The most reliable route starts on a recently completed railroad that crosses the Amu-Darya River, which marks Uzbekistan's 137-kilometer (82-mile) border with Afghanistan, and provides the speediest and simplest transportation northward.
In an apparent effort to soothe concerns that the United States will abandon Central Asian as soon as its engagements in Afghanistan are wound down, investments enthusiastically backed by Washington are trickling in.
General Motors stepped up its local presence in November by opening a new engine plant. The GM Uzbekistan joint venture, in which the U.S. company controls a 25 percent stake, provides work for around 6,600 people and turns out 200,000 Chevrolet passenger vehicles annually.
In June, U.S. engineering giant KBR said it will provide its technology to develop a chemical plant in Uzbekistan that will seek to better exploit the country's substantial natural gas reserves.
Still, U.S. officials hope to build on those types of achievements and a large congressional delegation is due soon for another round of diplomatic cordiality aimed at cementing business ties.
There are also increasing hints that the U.S. will intensify military ties with Uzbekistan. That development would dismay the advocacy community, which has for years been drawing attention to the country's egregious rights record.
The U.S. in January waived a ban on providing military assistance to Uzbekistan, although the State Department insisted it would only be eligible to receive non-lethal equipment, including night vision goggles, uniforms, GPS devices and other defensive equipment.
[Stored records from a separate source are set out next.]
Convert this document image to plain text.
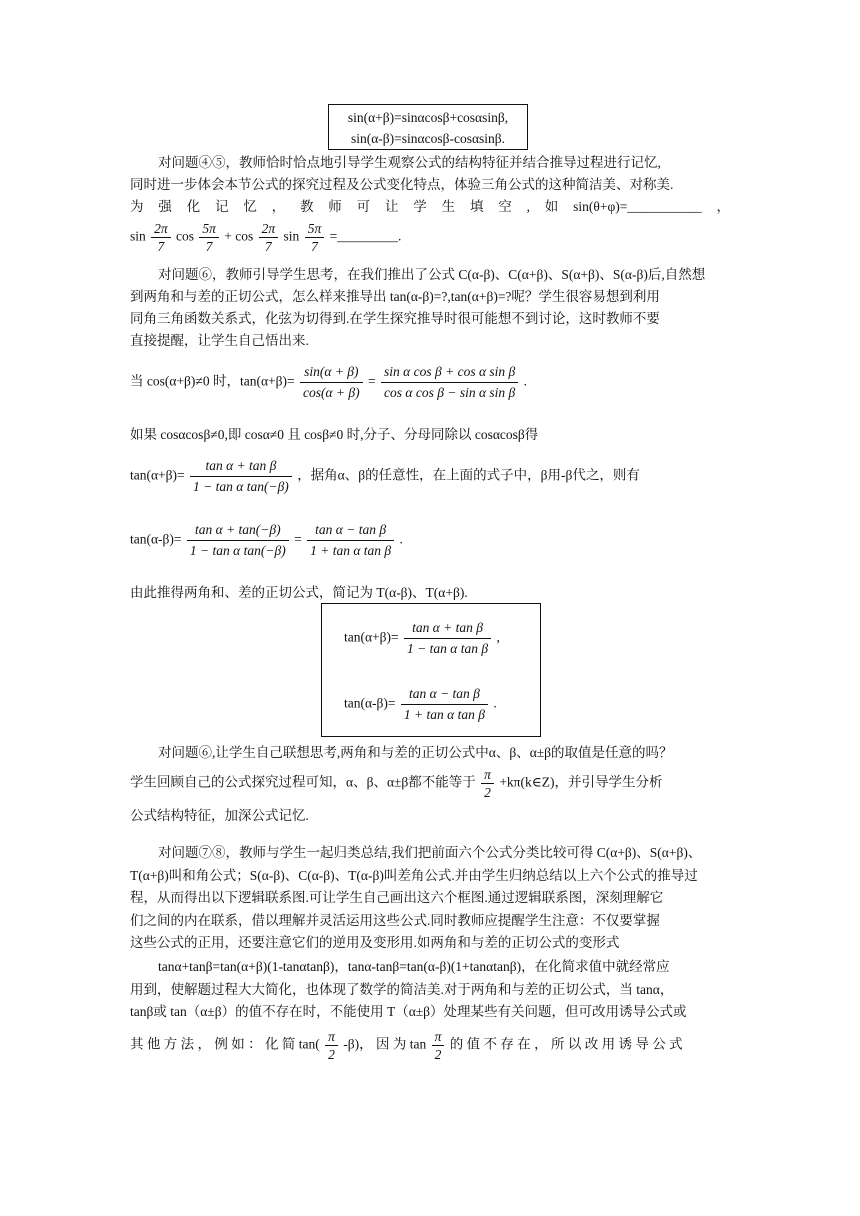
sin(α+β)=sinαcosβ+cosαsinβ,
sin(α-β)=sinαcosβ-cosαsinβ.
对问题④⑤，教师恰时恰点地引导学生观察公式的结构特征并结合推导过程进行记忆,
同时进一步体会本节公式的探究过程及公式变化特点，体验三角公式的这种简洁美、对称美.
为 强 化 记 忆 ， 教 师 可 让 学 生 填 空 , 如 sin(θ+φ)=___________ ，
$\sin \frac{2\pi}{7}$ $\cos \frac{5\pi}{7} + \cos \frac{2\pi}{7}$ $\sin \frac{5\pi}{7}$ =_________.
对问题⑥，教师引导学生思考，在我们推出了公式 C(α-β)、C(α+β)、S(α+β)、S(α-β)后,自然想
到两角和与差的正切公式，怎么样来推导出 tan(α-β)=?,tan(α+β)=?呢？学生很容易想到利用
同角三角函数关系式，化弦为切得到.在学生探究推导时很可能想不到讨论，这时教师不要
直接提醒，让学生自己悟出来.
当 cos(α+β)≠0 时，$\tan(\alpha+\beta)= \frac{\sin(\alpha + \beta)}{\cos(\alpha + \beta)} = \frac{\text{sin α cos β + cos α sin β}}{\text{cos α cos β − sin α sin β}}$ .
如果 cosαcosβ≠0,即 cosα≠0 且 cosβ≠0 时,分子、分母同除以 cosαcosβ得
$\tan(\alpha+\beta)= \frac{\text{tan α + tan β}}{\text{1 − tan α tan(−β)}}$ ，据角α、β的任意性，在上面的式子中，β用-β代之，则有
$\tan(\alpha-\beta)= \frac{\text{tan α + tan(−β)}}{\text{1 − tan α tan(−β)}} = \frac{\text{tan α − tan β}}{\text{1 + tan α tan β}}$ .
由此推得两角和、差的正切公式，简记为 T(α-β)、T(α+β).
$\tan(\alpha+\beta)= \frac{\text{tan α + tan β}}{\text{1 − tan α tan β}}$ ,
$\tan(\alpha-\beta)= \frac{\text{tan α − tan β}}{\text{1 + tan α tan β}}$ .
对问题⑥,让学生自己联想思考,两角和与差的正切公式中α、β、α±β的取值是任意的吗？
学生回顾自己的公式探究过程可知，α、β、α±β都不能等于 $\frac{\pi}{2}$ +kπ(k∈Z)，并引导学生分析
公式结构特征，加深公式记忆.
对问题⑦⑧，教师与学生一起归类总结,我们把前面六个公式分类比较可得 C(α+β)、S(α+β)、
T(α+β)叫和角公式；S(α-β)、C(α-β)、T(α-β)叫差角公式.并由学生归纳总结以上六个公式的推导过
程，从而得出以下逻辑联系图.可让学生自己画出这六个框图.通过逻辑联系图，深刻理解它
们之间的内在联系，借以理解并灵活运用这些公式.同时教师应提醒学生注意：不仅要掌握
这些公式的正用，还要注意它们的逆用及变形用.如两角和与差的正切公式的变形式
tanα+tanβ=tan(α+β)(1-tanαtanβ)，tanα-tanβ=tan(α-β)(1+tanαtanβ)，在化简求值中就经常应
用到，使解题过程大大简化，也体现了数学的简洁美.对于两角和与差的正切公式，当 tanα，
tanβ或 tan（α±β）的值不存在时，不能使用 T（α±β）处理某些有关问题，但可改用诱导公式或
其 他 方 法 ， 例 如 ： 化 简 $\tan( \frac{\pi}{2} -\beta)$， 因 为 $\tan \frac{\pi}{2}$ 的 值 不 存 在 ， 所 以 改 用 诱 导 公 式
Last week, Uzbekistan announced it had suspended its participation in the Russia-dominated Collective Security Treaty Organization security pact.
"Dropping out of the CSTO means that something deemed more desirable by Karimov's regime is available elsewhere. That's highly likely to be material benefits and international respect garnered by being a partner on the drawdown in Afghanistan," said Deirdre Tynan, Central Asia project director for the International Crisis Group.
Analysts across the former Soviet space have read the CSTO pullout as a prelude to closer cooperation with the United States.
"We will soon hear about how Uzbekistan has entered into a new strategic alliance and granted its territory for U.S. military bases," said Vadim Kozyulin, Central Asia expert at the Moscow-based Russian Center for Policy Studies, in a research note.
A U.S. diplomat said on condition of anonymity that the United States has made no request to open a military base in Uzbekistan.
Such a base would deeply antagonize Moscow, which has historically tried to assert its say on what foreign military presence is permitted in a region it considers its geopolitical backyard. The United States already has an air base in neighboring Kyrgyzstan that it uses for ferrying troops in and out of Afghanistan and staging airborne refueling mission.
It looks possible that Central Asian governments could become recipients of U.S. military hardware as the Pentagon looks to limit the expense of hauling the materiel out of Afghanistan. The U.S diplomat said the process for the transfer of excess defense equipment would require approval from the State Department.
Russian daily Kommersant in June cited an unnamed government source in Kyrgyzstan as saying talks on a plan over exchanging military hardware for Afghan access were held during a March visit by Secretary of Defense Leon Panetta. The newspaper suggested similar agreements were in place with other governments, including Uzbekistan's.
The centrality of Uzbekistan's role in the Afghan drawdown means they will be in a strong bargaining position for obtaining as much as possible in return, however.
"There is a significant, even likely, chance that the Uzbeks get their hands on some lethal stuff that originally was not planned," said Alexander Cooley, political science professor at Columbia University. "If the Uzbeks ask for some specific pieces of equipment and are at first denied, they'll keep trying and bargaining until they get them."